On Thu, 26 Jul 2018, Brian Kantor wrote:
I can see my way clear to supporting this bill ONLY if it ALSO
proposes to enhance the liabilities for officials of agencies
who issue a false or disproportionate alert.
Section 5 of the proposed bill is about emergency alert best practices.
That includes best practices for officials to avoid issuing false alerts.
https://www.congress.gov/bill/115th-congress/senate-bill/3238/text
For non-weather emergencies, you are far more likely NOT to get any
warning during a catastrophe. Almost all of the deaths have occured when
emergency officials did not have, did not use or had problems activating
warning systems. Local officials don't get a lot of practice issuing
public warnings, and tend to be shy about issuing public warnings until
its too late.
For weather warnings, the National Weather Service tends to issue a lot of
warnings. Weather radios let you turn off types of warning messages you
aren't interested.
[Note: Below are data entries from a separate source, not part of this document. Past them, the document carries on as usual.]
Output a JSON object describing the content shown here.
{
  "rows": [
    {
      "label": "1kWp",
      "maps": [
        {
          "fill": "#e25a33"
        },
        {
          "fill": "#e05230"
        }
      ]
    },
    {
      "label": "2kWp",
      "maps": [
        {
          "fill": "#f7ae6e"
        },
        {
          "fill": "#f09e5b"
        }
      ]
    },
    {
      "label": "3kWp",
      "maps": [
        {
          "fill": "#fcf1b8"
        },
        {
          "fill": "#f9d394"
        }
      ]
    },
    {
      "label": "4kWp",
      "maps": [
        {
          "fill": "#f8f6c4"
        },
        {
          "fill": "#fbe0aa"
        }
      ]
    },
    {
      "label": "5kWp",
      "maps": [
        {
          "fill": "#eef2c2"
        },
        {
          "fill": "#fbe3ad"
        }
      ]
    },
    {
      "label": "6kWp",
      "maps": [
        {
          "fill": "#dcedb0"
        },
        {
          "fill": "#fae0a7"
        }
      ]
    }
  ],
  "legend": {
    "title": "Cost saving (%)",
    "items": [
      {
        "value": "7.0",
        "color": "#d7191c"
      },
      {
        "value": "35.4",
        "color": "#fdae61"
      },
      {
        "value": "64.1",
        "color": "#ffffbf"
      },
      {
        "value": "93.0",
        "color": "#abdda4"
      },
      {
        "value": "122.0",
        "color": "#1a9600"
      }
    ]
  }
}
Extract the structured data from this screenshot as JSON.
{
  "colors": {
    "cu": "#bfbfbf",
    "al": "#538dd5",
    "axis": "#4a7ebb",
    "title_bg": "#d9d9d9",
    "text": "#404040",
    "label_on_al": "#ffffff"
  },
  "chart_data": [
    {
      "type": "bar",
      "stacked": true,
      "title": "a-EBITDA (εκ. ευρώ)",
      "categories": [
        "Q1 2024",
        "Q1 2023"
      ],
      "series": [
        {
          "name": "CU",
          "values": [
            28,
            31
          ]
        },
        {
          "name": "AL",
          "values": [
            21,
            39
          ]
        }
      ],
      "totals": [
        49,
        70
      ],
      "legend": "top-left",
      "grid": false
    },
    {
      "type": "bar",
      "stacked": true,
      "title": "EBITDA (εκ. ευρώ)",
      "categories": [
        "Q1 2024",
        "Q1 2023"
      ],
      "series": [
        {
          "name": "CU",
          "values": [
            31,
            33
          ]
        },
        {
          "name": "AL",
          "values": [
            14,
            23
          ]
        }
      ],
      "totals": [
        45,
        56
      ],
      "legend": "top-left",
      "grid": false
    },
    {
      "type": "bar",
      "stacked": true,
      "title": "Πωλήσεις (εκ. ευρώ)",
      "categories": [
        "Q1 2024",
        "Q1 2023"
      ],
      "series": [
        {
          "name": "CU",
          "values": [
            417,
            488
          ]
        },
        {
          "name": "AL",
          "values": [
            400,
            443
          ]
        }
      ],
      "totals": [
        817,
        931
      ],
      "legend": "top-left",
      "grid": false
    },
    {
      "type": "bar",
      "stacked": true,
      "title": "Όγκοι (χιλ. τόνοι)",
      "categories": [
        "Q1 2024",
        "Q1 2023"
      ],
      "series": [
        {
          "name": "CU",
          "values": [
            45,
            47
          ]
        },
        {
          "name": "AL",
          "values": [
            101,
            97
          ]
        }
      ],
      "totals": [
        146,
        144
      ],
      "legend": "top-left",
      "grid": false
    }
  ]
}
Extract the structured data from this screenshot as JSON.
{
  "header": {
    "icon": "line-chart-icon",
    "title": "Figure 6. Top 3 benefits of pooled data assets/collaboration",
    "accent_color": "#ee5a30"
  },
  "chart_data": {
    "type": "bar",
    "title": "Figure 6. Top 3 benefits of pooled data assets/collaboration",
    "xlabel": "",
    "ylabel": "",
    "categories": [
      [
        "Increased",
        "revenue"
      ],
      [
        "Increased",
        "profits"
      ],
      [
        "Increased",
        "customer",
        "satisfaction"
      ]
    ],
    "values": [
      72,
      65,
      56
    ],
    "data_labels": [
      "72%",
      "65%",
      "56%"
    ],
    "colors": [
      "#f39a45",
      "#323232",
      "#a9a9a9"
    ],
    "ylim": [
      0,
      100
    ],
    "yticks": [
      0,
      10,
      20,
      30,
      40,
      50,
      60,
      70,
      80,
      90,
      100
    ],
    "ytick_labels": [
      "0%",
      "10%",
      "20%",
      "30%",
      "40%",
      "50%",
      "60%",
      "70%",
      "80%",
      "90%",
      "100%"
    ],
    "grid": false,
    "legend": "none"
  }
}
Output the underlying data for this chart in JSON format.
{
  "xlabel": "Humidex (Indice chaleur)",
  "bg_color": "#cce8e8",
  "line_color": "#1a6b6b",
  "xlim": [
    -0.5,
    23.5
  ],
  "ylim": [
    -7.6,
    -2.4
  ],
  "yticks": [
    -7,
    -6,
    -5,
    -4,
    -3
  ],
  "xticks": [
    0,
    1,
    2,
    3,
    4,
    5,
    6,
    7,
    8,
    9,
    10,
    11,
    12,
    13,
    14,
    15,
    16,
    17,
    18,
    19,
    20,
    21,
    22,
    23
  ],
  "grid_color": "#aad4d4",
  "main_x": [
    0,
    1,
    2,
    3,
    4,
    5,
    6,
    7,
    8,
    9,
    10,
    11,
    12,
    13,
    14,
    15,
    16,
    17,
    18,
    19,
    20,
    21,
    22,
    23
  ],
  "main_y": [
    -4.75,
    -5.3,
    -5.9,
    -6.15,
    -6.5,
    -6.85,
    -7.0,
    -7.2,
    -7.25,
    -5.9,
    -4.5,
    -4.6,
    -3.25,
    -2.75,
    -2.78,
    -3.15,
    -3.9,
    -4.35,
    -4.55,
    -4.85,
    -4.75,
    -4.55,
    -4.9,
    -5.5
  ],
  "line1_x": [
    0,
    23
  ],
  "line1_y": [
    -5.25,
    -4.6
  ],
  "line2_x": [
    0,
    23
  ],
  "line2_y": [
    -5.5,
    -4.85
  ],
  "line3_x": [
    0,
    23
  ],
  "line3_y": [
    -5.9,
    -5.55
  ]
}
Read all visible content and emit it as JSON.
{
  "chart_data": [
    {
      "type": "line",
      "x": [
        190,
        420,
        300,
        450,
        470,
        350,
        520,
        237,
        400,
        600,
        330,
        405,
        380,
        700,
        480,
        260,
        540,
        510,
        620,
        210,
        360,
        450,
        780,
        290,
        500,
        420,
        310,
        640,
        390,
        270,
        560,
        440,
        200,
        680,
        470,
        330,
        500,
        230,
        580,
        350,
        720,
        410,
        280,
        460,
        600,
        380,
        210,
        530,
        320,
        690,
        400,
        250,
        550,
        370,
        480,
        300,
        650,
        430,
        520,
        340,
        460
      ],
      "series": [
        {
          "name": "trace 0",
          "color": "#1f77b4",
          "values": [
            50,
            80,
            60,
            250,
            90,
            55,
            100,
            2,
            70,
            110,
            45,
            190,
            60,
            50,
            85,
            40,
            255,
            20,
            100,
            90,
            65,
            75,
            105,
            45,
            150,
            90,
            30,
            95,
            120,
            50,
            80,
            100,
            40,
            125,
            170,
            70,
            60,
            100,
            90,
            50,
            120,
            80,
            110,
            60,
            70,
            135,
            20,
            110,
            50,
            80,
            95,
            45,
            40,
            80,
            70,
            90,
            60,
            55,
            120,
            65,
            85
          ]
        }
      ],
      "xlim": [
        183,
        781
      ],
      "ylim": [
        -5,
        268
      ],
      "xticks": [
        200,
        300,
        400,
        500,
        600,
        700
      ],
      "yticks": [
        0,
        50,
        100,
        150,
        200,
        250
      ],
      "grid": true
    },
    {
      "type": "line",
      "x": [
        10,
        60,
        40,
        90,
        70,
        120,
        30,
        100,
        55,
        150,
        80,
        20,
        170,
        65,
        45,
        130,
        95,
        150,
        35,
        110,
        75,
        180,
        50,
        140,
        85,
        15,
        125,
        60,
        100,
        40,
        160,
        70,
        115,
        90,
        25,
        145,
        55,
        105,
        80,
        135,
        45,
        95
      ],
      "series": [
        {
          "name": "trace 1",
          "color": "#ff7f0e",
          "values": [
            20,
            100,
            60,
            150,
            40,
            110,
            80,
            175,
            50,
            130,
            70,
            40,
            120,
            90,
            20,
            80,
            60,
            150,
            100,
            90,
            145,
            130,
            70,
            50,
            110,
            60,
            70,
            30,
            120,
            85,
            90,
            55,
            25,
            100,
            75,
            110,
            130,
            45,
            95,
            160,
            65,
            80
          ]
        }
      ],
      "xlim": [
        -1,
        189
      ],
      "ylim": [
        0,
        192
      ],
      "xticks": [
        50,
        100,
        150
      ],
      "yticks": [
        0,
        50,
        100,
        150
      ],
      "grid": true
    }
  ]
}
I want to be woken up before a tsunami, I don't want
to be woken up about coastal flooding.
Weather fatalities
http://www.nws.noaa.gov/om/hazstats.shtml
Yes, false alerts happen. False alerts should be minimized. You are
extremelly unlikely to die as the result of a false alert.
Lack of warning really sucks when it happens to you. Its even worse than
missing your package delivery notification.